If I may . . . nobody but nobody connected to that broadcast
wished for the squalid incursion of a scene straight out of
a VIP Beverly Hills nightclub, where someone is always a line
of coke or a shot of Ketel One away from starting a brawl. Like
all spontaneous combustions, this one happened in the blink
of an eye. One second it’s King of Hollywood Will Smith,
glowing triumphantly. The next it’s insecure, incandescent
cuckold Will Smith, ranting and swearing. Then it’s Will
Smith making a simultaneously self-pitying and self-aggrandizing
acceptance speech.
The
Academy hates swearing. Even in the year 2022, it still strives
for the pretense of wholesomeness—perhaps more than ever
in the wake of #metoo. Harvey Weinstein had his hand in 341
nominations. It was at the Academy Awards that Meryl Streep—a
three-time Oscar winner and 21-time nominee—stuck her
nose up Weinstein’s ass by calling him ‘god.’
Like
Sally Field, the Oscars long for us to like them. Why else would
they keep pulling one rabbit after another out of their hat
to please us—including promises to be less white, less
political and less long. Yet they only manage to be less funny,
which is why there’s a growing feeling of ‘burn
it all down’ in the air during awards season.
Asked
for comment on the Slap incident, Fran Liebowitz expressed bewilderment
that the Oscars still exists, comparing it to watching a butter-churning
contest. When the Academy announced it would ban Will Smith
from attending the awards for ten years, Twitter’s hot
take was basically will there be an Academy Awards in ten years?

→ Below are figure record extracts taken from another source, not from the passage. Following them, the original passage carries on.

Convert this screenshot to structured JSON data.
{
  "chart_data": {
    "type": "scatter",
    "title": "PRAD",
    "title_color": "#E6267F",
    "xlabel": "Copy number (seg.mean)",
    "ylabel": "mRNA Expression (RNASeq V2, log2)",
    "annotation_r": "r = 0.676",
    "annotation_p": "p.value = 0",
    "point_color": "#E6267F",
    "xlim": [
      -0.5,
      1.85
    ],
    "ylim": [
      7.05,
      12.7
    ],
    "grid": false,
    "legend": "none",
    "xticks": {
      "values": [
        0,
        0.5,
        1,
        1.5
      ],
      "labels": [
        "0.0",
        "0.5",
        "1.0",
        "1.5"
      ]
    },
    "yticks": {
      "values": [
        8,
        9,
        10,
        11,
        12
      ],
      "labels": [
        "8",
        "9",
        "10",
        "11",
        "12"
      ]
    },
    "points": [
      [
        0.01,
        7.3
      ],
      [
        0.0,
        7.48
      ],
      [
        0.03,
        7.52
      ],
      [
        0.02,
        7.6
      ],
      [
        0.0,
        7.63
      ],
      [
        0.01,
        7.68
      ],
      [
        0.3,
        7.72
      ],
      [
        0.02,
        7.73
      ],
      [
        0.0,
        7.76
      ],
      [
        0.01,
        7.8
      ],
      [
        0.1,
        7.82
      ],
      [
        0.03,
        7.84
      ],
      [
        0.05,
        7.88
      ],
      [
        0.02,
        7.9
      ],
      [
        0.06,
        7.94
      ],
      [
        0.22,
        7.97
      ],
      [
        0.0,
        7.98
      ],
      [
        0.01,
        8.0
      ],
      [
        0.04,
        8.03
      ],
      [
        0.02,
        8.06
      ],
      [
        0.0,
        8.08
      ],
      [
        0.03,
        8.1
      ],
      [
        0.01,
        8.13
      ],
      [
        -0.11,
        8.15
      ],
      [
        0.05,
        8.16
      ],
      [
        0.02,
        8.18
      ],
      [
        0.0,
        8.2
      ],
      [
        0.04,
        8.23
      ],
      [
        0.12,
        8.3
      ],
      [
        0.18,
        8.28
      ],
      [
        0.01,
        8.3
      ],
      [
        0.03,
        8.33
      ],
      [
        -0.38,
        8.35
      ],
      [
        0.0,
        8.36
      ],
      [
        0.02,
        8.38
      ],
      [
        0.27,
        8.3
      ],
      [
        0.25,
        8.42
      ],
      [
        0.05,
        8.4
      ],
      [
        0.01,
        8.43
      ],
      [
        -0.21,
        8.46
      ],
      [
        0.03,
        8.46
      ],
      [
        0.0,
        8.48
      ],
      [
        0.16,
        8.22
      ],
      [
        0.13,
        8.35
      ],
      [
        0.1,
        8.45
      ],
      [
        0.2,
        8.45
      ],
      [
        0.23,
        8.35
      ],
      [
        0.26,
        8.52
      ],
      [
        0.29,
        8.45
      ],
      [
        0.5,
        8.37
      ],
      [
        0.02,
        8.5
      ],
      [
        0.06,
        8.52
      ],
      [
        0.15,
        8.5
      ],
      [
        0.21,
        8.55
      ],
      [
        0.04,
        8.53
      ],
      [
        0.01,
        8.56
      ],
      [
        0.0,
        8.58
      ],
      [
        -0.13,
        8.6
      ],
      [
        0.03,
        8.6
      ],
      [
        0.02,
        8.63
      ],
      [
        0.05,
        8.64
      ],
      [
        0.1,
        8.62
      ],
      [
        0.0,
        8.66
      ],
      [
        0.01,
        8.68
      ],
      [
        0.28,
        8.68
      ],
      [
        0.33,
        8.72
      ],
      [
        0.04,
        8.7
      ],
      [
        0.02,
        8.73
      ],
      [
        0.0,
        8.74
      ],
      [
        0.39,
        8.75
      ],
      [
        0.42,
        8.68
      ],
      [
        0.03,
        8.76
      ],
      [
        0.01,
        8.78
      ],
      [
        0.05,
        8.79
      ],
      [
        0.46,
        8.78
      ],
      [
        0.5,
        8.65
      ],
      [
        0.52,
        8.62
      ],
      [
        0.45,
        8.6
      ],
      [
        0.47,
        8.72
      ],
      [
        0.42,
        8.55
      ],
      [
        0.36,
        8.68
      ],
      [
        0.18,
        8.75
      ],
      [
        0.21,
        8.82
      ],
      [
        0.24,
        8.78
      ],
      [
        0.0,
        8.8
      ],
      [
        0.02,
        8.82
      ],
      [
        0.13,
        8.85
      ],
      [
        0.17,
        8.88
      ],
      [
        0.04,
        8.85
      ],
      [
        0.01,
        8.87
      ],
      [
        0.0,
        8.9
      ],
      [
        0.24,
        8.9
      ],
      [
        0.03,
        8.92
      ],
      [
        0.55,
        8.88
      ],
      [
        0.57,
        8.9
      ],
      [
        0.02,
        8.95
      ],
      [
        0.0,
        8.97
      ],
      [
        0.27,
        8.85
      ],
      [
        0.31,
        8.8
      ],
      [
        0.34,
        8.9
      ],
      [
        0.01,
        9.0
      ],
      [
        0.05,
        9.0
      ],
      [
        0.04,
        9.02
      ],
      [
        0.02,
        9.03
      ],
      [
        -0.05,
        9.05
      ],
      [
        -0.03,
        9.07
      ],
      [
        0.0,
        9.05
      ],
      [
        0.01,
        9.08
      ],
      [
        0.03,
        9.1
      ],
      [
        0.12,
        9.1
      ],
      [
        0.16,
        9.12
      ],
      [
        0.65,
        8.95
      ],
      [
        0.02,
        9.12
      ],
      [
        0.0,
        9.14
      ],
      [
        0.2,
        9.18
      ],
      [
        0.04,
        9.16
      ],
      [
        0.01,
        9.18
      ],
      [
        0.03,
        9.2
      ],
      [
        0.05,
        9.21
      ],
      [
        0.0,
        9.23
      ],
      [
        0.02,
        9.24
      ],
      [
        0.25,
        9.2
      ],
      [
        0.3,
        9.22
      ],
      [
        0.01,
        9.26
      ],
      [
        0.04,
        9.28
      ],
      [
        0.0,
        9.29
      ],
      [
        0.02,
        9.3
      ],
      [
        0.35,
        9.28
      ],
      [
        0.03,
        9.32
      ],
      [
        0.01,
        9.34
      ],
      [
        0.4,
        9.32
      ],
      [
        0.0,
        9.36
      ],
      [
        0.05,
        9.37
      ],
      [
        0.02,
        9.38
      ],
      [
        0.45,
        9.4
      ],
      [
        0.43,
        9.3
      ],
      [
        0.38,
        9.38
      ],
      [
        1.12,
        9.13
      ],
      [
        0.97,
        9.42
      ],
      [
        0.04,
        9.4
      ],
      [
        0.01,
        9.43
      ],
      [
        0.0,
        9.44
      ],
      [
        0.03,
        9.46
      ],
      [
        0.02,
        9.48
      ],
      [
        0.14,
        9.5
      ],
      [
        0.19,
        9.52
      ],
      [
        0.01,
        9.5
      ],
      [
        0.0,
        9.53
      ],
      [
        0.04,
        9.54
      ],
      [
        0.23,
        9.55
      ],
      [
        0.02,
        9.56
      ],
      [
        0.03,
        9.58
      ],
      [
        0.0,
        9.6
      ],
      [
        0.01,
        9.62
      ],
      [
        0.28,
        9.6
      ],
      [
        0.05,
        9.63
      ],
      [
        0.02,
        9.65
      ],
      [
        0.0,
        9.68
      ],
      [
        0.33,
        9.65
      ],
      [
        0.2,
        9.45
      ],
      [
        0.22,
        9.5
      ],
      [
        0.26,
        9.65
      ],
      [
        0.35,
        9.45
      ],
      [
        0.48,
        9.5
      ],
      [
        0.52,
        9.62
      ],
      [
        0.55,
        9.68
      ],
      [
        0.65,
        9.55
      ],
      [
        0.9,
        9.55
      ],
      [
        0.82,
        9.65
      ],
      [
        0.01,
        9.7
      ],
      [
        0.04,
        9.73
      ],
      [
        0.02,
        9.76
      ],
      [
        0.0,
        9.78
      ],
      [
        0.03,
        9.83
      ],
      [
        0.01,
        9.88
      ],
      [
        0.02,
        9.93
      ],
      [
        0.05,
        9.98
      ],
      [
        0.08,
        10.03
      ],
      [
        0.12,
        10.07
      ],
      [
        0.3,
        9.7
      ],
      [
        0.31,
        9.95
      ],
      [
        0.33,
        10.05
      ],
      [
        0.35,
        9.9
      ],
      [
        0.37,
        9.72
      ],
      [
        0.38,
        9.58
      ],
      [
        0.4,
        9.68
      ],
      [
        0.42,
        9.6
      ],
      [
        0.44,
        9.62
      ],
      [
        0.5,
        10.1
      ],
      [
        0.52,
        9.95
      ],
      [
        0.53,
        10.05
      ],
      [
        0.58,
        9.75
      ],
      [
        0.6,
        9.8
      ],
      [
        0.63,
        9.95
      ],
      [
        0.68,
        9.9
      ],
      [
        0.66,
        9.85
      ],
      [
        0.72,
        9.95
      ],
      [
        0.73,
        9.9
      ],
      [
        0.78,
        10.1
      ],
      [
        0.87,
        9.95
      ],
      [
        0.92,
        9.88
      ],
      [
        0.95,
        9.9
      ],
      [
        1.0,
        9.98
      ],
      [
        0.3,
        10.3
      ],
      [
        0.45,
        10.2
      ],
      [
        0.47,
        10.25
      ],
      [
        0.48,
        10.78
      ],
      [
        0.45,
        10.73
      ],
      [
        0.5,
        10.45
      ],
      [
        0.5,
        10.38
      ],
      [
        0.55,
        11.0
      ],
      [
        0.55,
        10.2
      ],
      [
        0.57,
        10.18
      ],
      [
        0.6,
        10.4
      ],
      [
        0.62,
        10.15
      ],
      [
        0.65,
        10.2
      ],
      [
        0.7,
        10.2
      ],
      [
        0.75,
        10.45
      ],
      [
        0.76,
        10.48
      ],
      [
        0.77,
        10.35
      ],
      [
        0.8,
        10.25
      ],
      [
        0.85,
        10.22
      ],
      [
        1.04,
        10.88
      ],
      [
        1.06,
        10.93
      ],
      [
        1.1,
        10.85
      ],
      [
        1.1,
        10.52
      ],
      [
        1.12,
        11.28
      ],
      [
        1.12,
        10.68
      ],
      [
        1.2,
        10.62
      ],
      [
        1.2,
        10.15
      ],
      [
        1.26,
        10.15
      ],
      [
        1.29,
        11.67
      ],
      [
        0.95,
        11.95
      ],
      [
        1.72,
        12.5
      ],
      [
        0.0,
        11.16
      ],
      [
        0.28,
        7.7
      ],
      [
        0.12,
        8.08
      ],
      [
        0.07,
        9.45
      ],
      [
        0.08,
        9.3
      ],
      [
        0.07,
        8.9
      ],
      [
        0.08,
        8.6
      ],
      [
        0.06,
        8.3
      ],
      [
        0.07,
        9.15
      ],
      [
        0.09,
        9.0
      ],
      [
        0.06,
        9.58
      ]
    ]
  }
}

Also . . . hey Oscars. Millions of us have already imposed voluntary
lifetime bans. On ourselves.
Some
of us are rooting for the Oscars though—and not just for
old time’s sake. They keep movie-makers on their toes,
inspiring them to continue shooting for greatness. Without the
Oscars, Hollywood has no reason to produce anything but sequels,
remakes and board game adaptations. We’ll have one less
reason to swear at the TV when a more deserving film gets picked
over for some Oscar-baity crowd-pleaser.